According to the latest PMI report released by the Central Bank of Nigeria (CBN), the index increased from 51.7 points in August, marking the tenth consecutive month of expansion.
The improvement reflects broad-based growth across the Industry, Services, and Agriculture sectors, reflecting sustained economic resilience in the third quarter of 2025.
Broad-based expansion across sectors
The Composite PMI growth in September, alongside its three major sectoral indices (Industry, Services, and Agriculture), indicated a healthy improvement in overall economic activity.
The report showed strong readings across key indicators:
- Output Index: 54.8 points
- New Orders Index: 53.7 points
- Employment Index: 53.4 points
- Raw Materials Inventory: 52.9 points
- Suppliers’ Delivery Time: 54.6 points
The numbers reflect rising production, higher demand, and faster supply chain performance, suggesting that businesses are operating more efficiently.
Out of 36 subsectors surveyed by the CBN, 28 reported expansions, while only 8 recorded mild contractions.

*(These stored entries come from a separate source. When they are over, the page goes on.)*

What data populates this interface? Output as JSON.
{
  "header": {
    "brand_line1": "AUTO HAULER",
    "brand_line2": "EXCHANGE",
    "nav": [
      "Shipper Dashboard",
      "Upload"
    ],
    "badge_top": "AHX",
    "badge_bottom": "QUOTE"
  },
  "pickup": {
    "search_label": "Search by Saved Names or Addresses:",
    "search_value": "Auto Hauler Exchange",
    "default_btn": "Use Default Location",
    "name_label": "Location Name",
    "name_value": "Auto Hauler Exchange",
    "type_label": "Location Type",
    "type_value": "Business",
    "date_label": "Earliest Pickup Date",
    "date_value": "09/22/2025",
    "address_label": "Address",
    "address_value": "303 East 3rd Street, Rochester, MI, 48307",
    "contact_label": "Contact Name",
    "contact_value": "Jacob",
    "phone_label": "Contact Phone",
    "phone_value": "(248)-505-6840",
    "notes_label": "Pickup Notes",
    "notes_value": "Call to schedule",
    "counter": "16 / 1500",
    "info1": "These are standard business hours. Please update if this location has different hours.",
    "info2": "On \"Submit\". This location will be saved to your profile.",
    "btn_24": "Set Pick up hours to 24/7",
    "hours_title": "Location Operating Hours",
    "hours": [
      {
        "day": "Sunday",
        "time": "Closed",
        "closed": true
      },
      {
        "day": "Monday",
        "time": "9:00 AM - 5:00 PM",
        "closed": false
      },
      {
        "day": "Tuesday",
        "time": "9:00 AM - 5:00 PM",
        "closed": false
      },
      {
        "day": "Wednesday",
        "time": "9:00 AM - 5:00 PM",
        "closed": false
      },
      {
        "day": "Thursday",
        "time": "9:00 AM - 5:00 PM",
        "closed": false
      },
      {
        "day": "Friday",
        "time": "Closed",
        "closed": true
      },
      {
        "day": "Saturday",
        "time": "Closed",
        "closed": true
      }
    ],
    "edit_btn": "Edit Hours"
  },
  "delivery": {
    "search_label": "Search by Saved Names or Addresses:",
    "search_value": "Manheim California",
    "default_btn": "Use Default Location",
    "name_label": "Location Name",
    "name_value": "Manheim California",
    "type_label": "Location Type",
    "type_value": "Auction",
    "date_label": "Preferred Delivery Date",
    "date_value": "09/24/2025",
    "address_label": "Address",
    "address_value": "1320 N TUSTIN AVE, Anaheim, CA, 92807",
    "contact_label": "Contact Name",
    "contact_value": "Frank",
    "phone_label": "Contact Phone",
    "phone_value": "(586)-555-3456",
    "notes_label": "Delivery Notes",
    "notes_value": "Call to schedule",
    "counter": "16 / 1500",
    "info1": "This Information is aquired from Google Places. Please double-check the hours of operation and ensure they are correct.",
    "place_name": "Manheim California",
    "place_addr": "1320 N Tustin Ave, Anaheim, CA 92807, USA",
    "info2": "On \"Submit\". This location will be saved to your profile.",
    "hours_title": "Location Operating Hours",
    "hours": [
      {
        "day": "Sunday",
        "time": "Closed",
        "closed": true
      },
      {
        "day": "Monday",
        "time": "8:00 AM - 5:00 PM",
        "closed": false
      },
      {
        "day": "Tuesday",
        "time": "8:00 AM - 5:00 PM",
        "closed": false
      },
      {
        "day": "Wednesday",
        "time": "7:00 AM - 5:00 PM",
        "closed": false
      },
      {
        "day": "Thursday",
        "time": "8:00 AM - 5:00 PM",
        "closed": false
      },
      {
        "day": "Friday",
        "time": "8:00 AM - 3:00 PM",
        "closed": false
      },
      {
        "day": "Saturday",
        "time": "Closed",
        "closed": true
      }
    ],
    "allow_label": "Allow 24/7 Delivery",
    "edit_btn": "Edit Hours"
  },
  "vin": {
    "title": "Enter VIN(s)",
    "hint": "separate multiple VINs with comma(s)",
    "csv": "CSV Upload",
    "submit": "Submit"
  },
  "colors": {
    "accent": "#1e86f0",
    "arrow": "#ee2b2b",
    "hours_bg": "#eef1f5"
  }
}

The Forestry subsector recorded the strongest performance with an impressive 73.6 index points, while Nonmetallic Mineral Products posted the sharpest decline to 40.7 index points.
Industry sector PMI
The Industry Sector PMI rebounded to 51.4 points in September, up from 49.1 points in August, signaling a return to expansion after briefly contracting in the previous month.
Out of 17 industrial subsectors, 11 recorded growth, led by Printing & Related Support Activities (59.4 points), while 6 subsectors showed slight contractions, with Nonmetallic Mineral Products being the weakest at 40.7 points.

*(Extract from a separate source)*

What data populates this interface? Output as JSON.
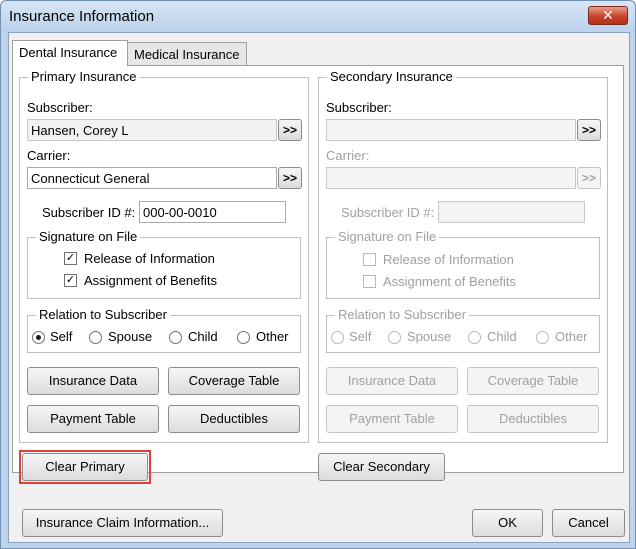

Key indicators within the sector showed:
- Output: 51.6
- Employment: 51.9 points
- The Raw Materials Inventory: 51.1 points
- Suppliers’ Delivery Time: 54.6 points
Although New Orders (49.4 points) contracted slightly, overall activity remained positive, reflecting better production output and labor engagement.

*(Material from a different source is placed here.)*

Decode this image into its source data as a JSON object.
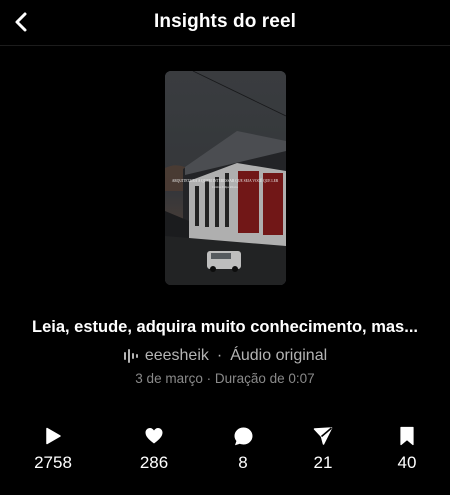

Printing & Related Support Activities recorded the strongest expansion of 59.4 index points among the subsectors, while Nonmetallic Mineral Products posted the most pronounced contraction of 40.7 points during the review period.
Services Sector PMI
The Services Sector maintained its solid growth streak for the eighth consecutive month, posting 54.7 points in September.
All key indicators expanded: Business Activities (56.3), New Orders (55.1), Employment (54.1), and Inventories (53.2), all showing consistent demand and employment growth in the sector.
Out of 14 subsectors, 12 recorded expansions, led by Educational Services (65.8 points), while Professional, Scientific & Technical Services saw a mild contraction at 45.6 points.
Agriculture Sector PMI
The Agriculture Sector PMI rose to 54.8 points, marking its fourteenth consecutive month of expansion and maintaining its position as the strongest-performing sector.
Growth was broad-based, with all five subsectors expanding. Key sub-indices were:
- General Farming Activities: 55.4 points
- New Orders: 55.9 points
- Employment: 53.4 points
- Raw Materials Inventory: 54.5 points
The Forestry subsector led the gains, posting a remarkable 73.6 points, highlighting sustained agricultural strength and its contribution to national output.
Price trends: input and output indices
Across all sectors, input prices remained higher than output prices, reflecting persistent cost pressures faced by businesses.
- Composite
Input Price Indices: 64.2 points
Output Price Indices: 59.9 points- Industry
Input Price Indices: 63.1 points
Output Price Indices: 58.3 points- Services
Input Price Indices: 62.9 points
Output Price Indices: 60.7 points- Agriculture
Input Price Indices: 68.4points
Output Price Indices: 60.2 points
The Agriculture Sector recorded the highest input costs, while the Services sector posted the highest output prices for the month. Conversely, the Services sector had the lowest input price pressure, and the Industry Sector had the lowest output prices in September.
Why it matters
The PMI is a key indicator of economic health, as readings above 50 signify expansion. Nigeria’s 54.0 reading in September indicates continued improvement in output, new orders, and employment.
This sustained expansion is a positive sign for investors and policymakers, pointing to growing business confidence, improved supply chain efficiency, and a stable macroeconomic environment as the country heads into the final quarter of 2025.
With strong performances across agriculture, services, and industrial activities, Nigeria’s economic outlook remains upbeat, signaling that the country’s post-tightening recovery momentum is gaining ground.